Karena memang sejak dua tahun yang lalu ada kenaikan batas PTKP. Dengan kenaikan PTKP, Wajib Pajak-Wajib Pajak (dengan penghasilan) di bawah PTKP tidak memasukkan SPT, otomatis sebagian besar SPT yang 1770 SS ini kan terpengaruh. Ambil contoh sekarang karena PTKP OP Rp54 juta setahun, sementara yang mengisi SS itu maksimal penghasilan setahun itu Rp60 juta. SPT yang diterima selama ini sebagian besar 1770 SS, yang berada di karyawan, pensiunan dan sebagainya. Nah orang-orang ini kan pada prinsipnya dengan kenaikan PTKP otomatis tidak lagi wajib menyampaikan SPT. Itu sebenarnya yang terjadi.
Kenapa jumlah Wajib Pajak wajib SPT tidak diturunkan agar tidak jomplang dengan target?
Karena kita tidak sepenuhnya mendapat informasi sebenarnya orang ini penghasilannya berapa, kita baru tahu setelah mereka menyampaikan SPT. Misal kita adjust sekarang untuk tahun 2019, kita cek di tahun kemarin berapa yang masih menyampaikan SPT tapi (penghasilannya) di bawah PTKP, nah itu tidak lagi kita hitung karena besar kemungkinan tahun ini dia tidak akan memasukkan SPT lagi. Tapi itu kan tidak cepat prosesnya. Bisa juga kita bilang udah kamu tidak usah menyampaikan SPT, tapi siapa tahu dia ada penghasilan lainnya yang dia report sendiri secara voluntary.

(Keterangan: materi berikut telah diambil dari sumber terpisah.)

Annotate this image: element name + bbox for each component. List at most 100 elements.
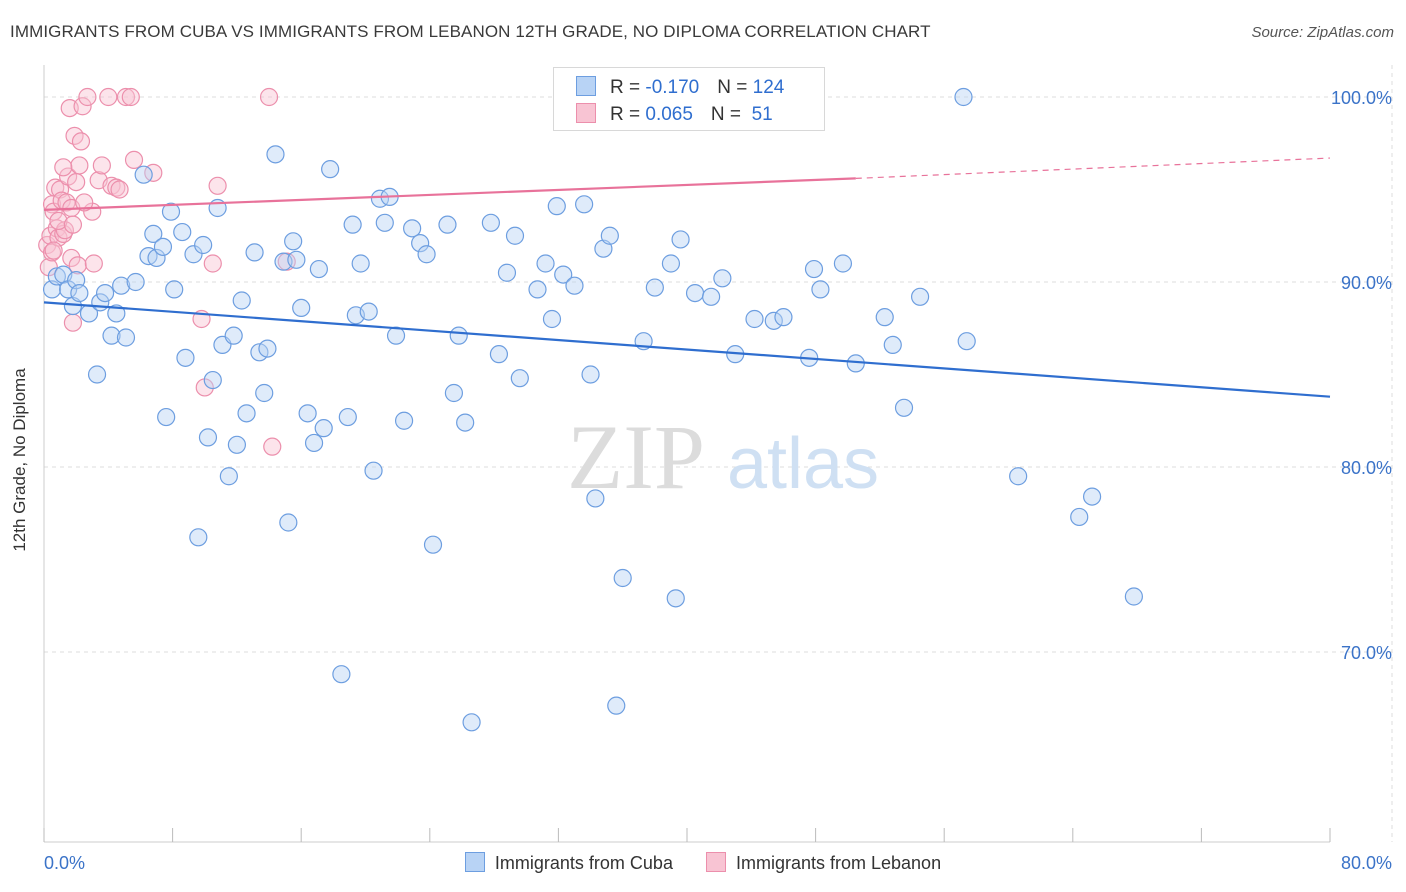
source-label: Source: ZipAtlas.com (1251, 24, 1394, 41)
point-lebanon (67, 173, 86, 192)
point-cuba (47, 267, 66, 286)
legend-item-cuba: Immigrants from Cuba (464, 852, 673, 874)
point-cuba (107, 304, 126, 323)
x-tick-label: 80.0% (1341, 853, 1392, 873)
point-cuba (266, 145, 285, 164)
point-cuba (153, 237, 173, 256)
point-cuba (375, 213, 394, 232)
point-cuba (184, 245, 203, 264)
point-cuba (284, 232, 303, 251)
point-cuba (157, 407, 176, 427)
point-cuba (456, 413, 475, 432)
point-cuba (332, 665, 351, 684)
point-cuba (661, 254, 681, 273)
point-cuba (449, 326, 468, 345)
point-cuba (438, 215, 457, 234)
trend-line-lebanon-extension (855, 157, 1331, 179)
watermark-atlas: atlas (727, 424, 879, 504)
point-cuba (497, 263, 517, 282)
legend-label-lebanon: Immigrants from Lebanon (735, 853, 942, 873)
point-lebanon (44, 241, 63, 260)
point-lebanon (78, 87, 97, 107)
point-lebanon (208, 176, 227, 195)
point-cuba (87, 365, 107, 384)
point-cuba (671, 230, 690, 249)
r-value: -0.170 (645, 77, 700, 98)
point-cuba (134, 165, 153, 184)
point-cuba (607, 696, 626, 715)
point-cuba (309, 259, 328, 279)
point-cuba (764, 311, 783, 330)
point-cuba (954, 87, 973, 107)
point-cuba (203, 370, 222, 390)
point-lebanon (116, 87, 136, 107)
point-cuba (883, 335, 902, 354)
point-cuba (645, 278, 664, 297)
point-cuba (194, 235, 213, 255)
point-cuba (351, 254, 370, 273)
r-value: 0.065 (645, 104, 693, 125)
point-cuba (1070, 507, 1089, 527)
point-cuba (304, 433, 324, 453)
point-lebanon (99, 87, 118, 107)
point-lebanon (63, 313, 83, 332)
point-cuba (910, 287, 930, 306)
point-lebanon (54, 158, 73, 177)
stats-legend: R = -0.170 N = 124 R = 0.065 N = 51 (553, 67, 825, 131)
n-label: N = (717, 77, 753, 98)
point-cuba (343, 215, 362, 234)
point-cuba (359, 302, 378, 321)
point-lebanon (49, 211, 68, 231)
point-cuba (287, 250, 306, 269)
n-label: N = (710, 104, 747, 125)
trend-line-cuba (43, 301, 1331, 398)
point-cuba (489, 345, 509, 364)
watermark: ZIP atlas (567, 406, 879, 508)
point-cuba (1082, 487, 1102, 506)
chart-title: IMMIGRANTS FROM CUBA VS IMMIGRANTS FROM … (10, 22, 931, 41)
point-lebanon (71, 132, 91, 151)
point-cuba (364, 461, 383, 480)
point-cuba (232, 291, 251, 310)
point-cuba (189, 528, 208, 547)
n-value: 124 (752, 77, 785, 98)
point-lebanon (259, 87, 279, 107)
point-cuba (586, 489, 605, 508)
point-cuba (685, 284, 705, 303)
point-cuba (581, 365, 600, 384)
point-cuba (528, 280, 547, 299)
point-cuba (702, 287, 721, 306)
series-cuba (42, 87, 1143, 732)
watermark-zip: ZIP (567, 406, 705, 508)
axes (43, 65, 1331, 843)
point-cuba (774, 308, 793, 327)
point-cuba (176, 348, 195, 367)
point-cuba (417, 245, 436, 264)
stats-row-lebanon: R = 0.065 N = 51 (576, 103, 773, 125)
point-cuba (1009, 467, 1028, 486)
y-tick-label: 70.0% (1341, 643, 1392, 663)
point-cuba (575, 195, 594, 214)
point-lebanon (92, 156, 111, 175)
y-axis-label: 12th Grade, No Diploma (10, 368, 29, 552)
point-cuba (811, 280, 830, 299)
point-lebanon (68, 256, 87, 275)
point-cuba (126, 272, 145, 292)
point-cuba (219, 467, 238, 486)
point-lebanon (121, 87, 140, 107)
point-lebanon (70, 156, 89, 175)
legend-label-cuba: Immigrants from Cuba (494, 853, 673, 873)
y-tick-label: 90.0% (1341, 273, 1392, 293)
point-cuba (245, 243, 264, 262)
lebanon-swatch (705, 852, 726, 872)
series-legend: Immigrants from Cuba Immigrants from Leb… (0, 852, 1406, 874)
point-cuba (161, 202, 181, 221)
tick-labels: 70.0% 80.0% 90.0% 100.0% 0.0% 80.0% (44, 88, 1392, 873)
x-tick-label: 0.0% (44, 853, 85, 873)
y-tick-label: 80.0% (1341, 458, 1392, 478)
point-cuba (95, 284, 115, 303)
point-lebanon (110, 180, 129, 199)
point-cuba (833, 254, 853, 273)
point-cuba (423, 535, 443, 554)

Tapi tidak juga tiap tahun turun karena rata-rata jumlah Wajib Pajak tiap tahun tambah juga dan kita juga punya basis lain misalnya data, ada data-data tertentu yang kita punya yang bisa menunjukkan bahwa oh mungkin orang yang tadinya mengaku di bawah PTKP tapi ada data lain yang menunjukkan bahwa sebenarnya dia tidak di bawah PTKP karena ada penghasilan lain dan seterusnya.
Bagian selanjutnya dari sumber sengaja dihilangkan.